As I was reading the tweets of folks I follow in the Education field, I got to thinking: Some of Georgia’s education problems could be solved if we had some national attention, a la California, New Orleans, or D.C. Then I went a step further. Would a minority-developed and led thinktank make noticeable strides in educating parents, increasing advocacy, and actually closing the achievement gap? I know that some people are going to misinterpret my line of thinking, so let me clarify. I am not promoting segregating students, schools, etc. In reality, many of our country’s public schools have done an outstanding job of re-segregating any way (Yes, that was sarcasm). What I propose is creating a thinktank with some of the minority pioneers, movers and shakers, and decision-makers within the field of Education. No, I do not mean President Obama either. While I appreciate his desire to improve Education and close the achievement gap, I DO NOT agree with his decision to promote a non-educator to the rank of Secretary of Education. But that’s another blog post entirely.

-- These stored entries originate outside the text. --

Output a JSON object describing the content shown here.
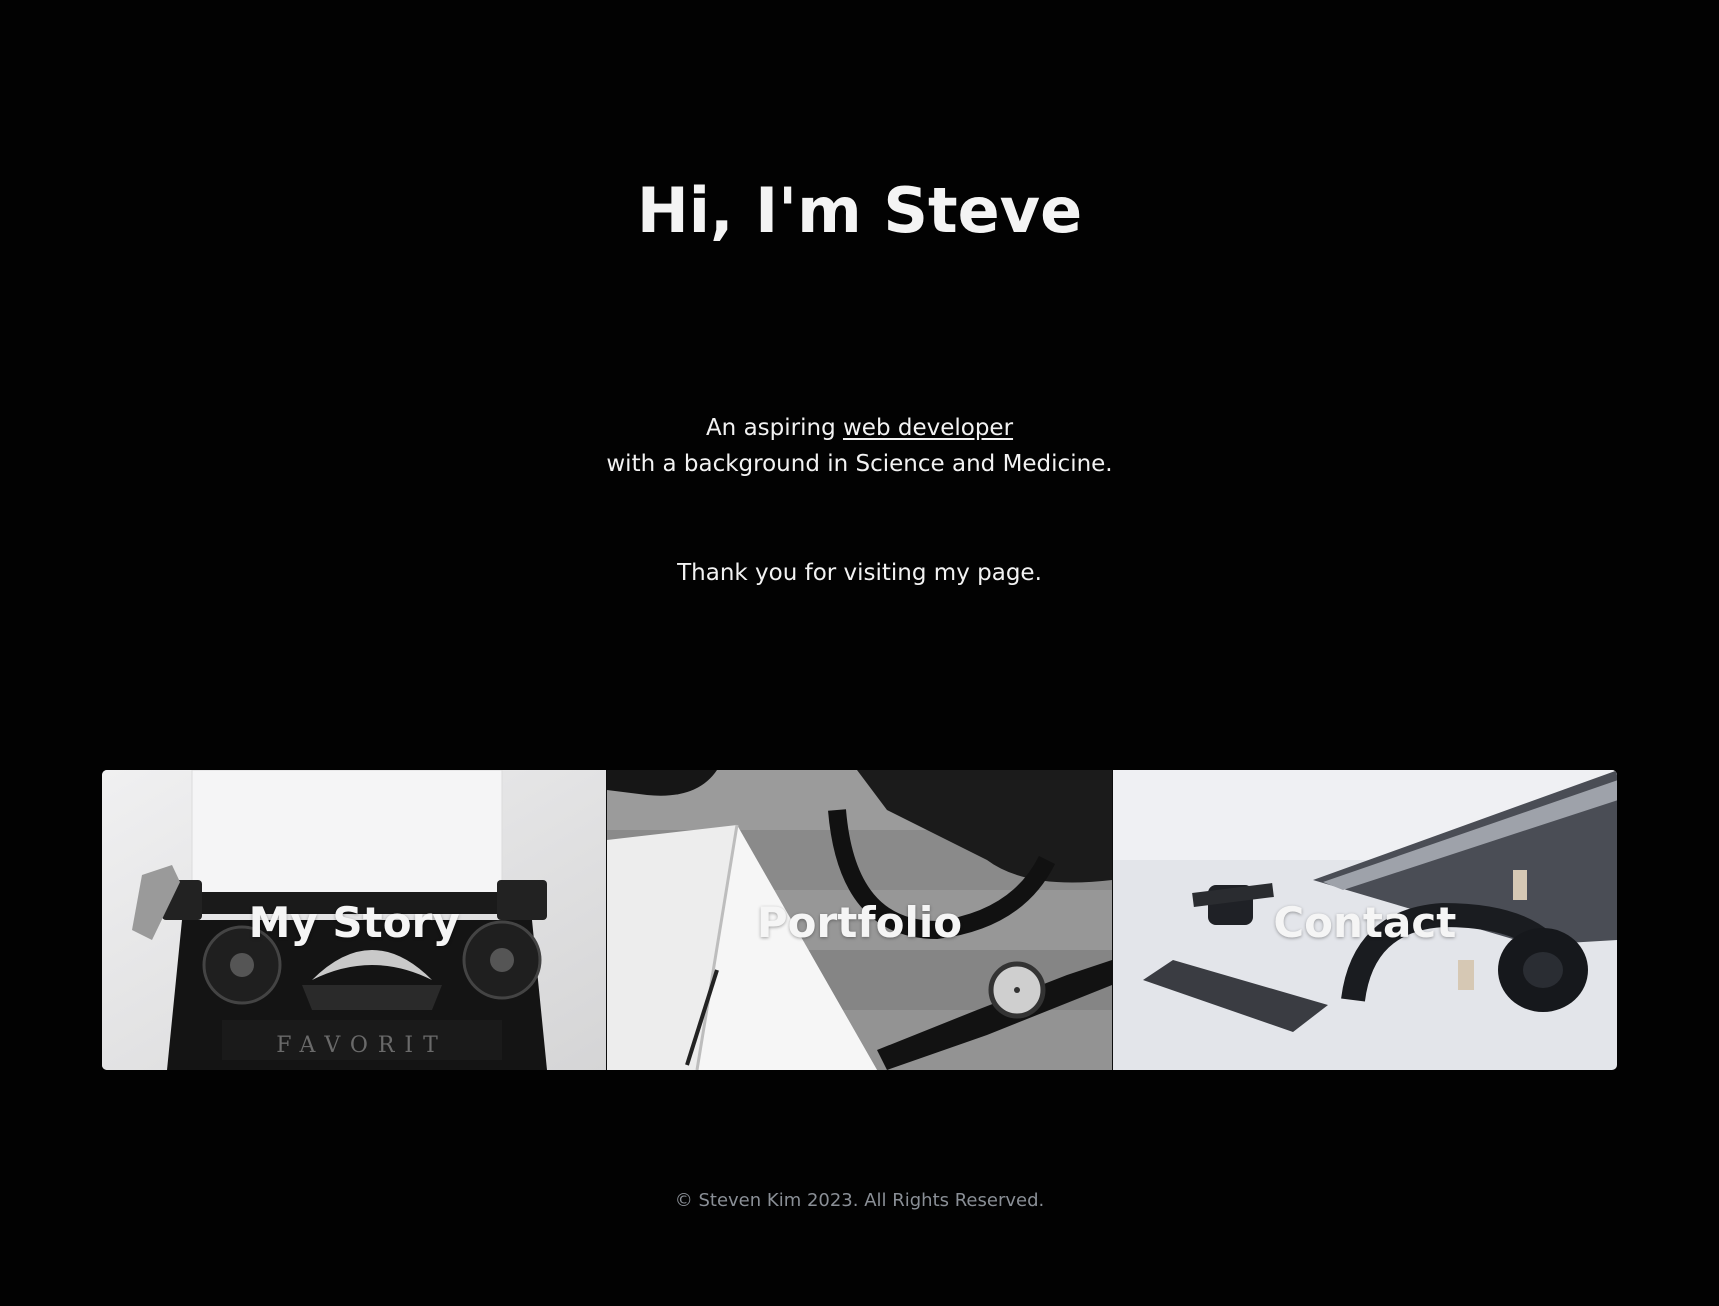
{
  "hero": {
    "title": "Hi, I'm Steve"
  },
  "intro": {
    "prefix": "An aspiring ",
    "link_text": "web developer",
    "line2": "with a background in Science and Medicine."
  },
  "thanks": "Thank you for visiting my page.",
  "cards": [
    {
      "label": "My Story",
      "image": "typewriter-photo",
      "stamp": "FAVORIT"
    },
    {
      "label": "Portfolio",
      "image": "notebook-watch-bag-photo"
    },
    {
      "label": "Contact",
      "image": "laptop-headphones-phone-photo"
    }
  ],
  "footer": {
    "copyright": "© Steven Kim 2023. All Rights Reserved."
  },
  "colors": {
    "background": "#020202",
    "text": "#f2f2f2",
    "footer_text": "#8a8f96"
  }
}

Back to the issue at hand. There are many education thinktanks in existence; they receive major contributions from organizations such as The Broad Foundation, The Bill and Melinda Gates Foundation, The Eli Lily Foundation, and countless others. But something is amiss: Many of the high-ranking decision makers in those organizations are non-minority. If we are to have honest and candid dialogue about students from low-income families, minority backgrounds, and all the other ‘at-risk’ groups (again, sarcasm), then members of those groups who have succeeded in spite of and because of those labels need to have a seat at the table. I get especially frustrated when ‘experts’ start spewing statistics about kids born to single-parent households with regard to graduating, going to college, etc. According to the ‘experts’, I should have never graduated from high school without at least one child and I certainly should have never graduated from the University of Notre Dame. Going by data alone, I should not be near the completion of a Doctorate in Education either. But that’s the problem: We are treating kids and their families like statistics-inanimae objects, when they are so much more than that. If those ‘experts’ insist on looking at the numbers, let’s start looking at the number of kids oorn to two-parent families who get pregnant in high school and never step foot on a college campus. When  dialogue becomes two-sided, maybe then I will give consideration to its validity.

Let’s face it: Asking a group of non-educators or non-minorities to address a problem to which they have no first-hand knowledge is akin to asking a group of podiatrists and dentists to conduct open-heart surgery. It just don’t make sense! (Sorry Grammar and English teachers!)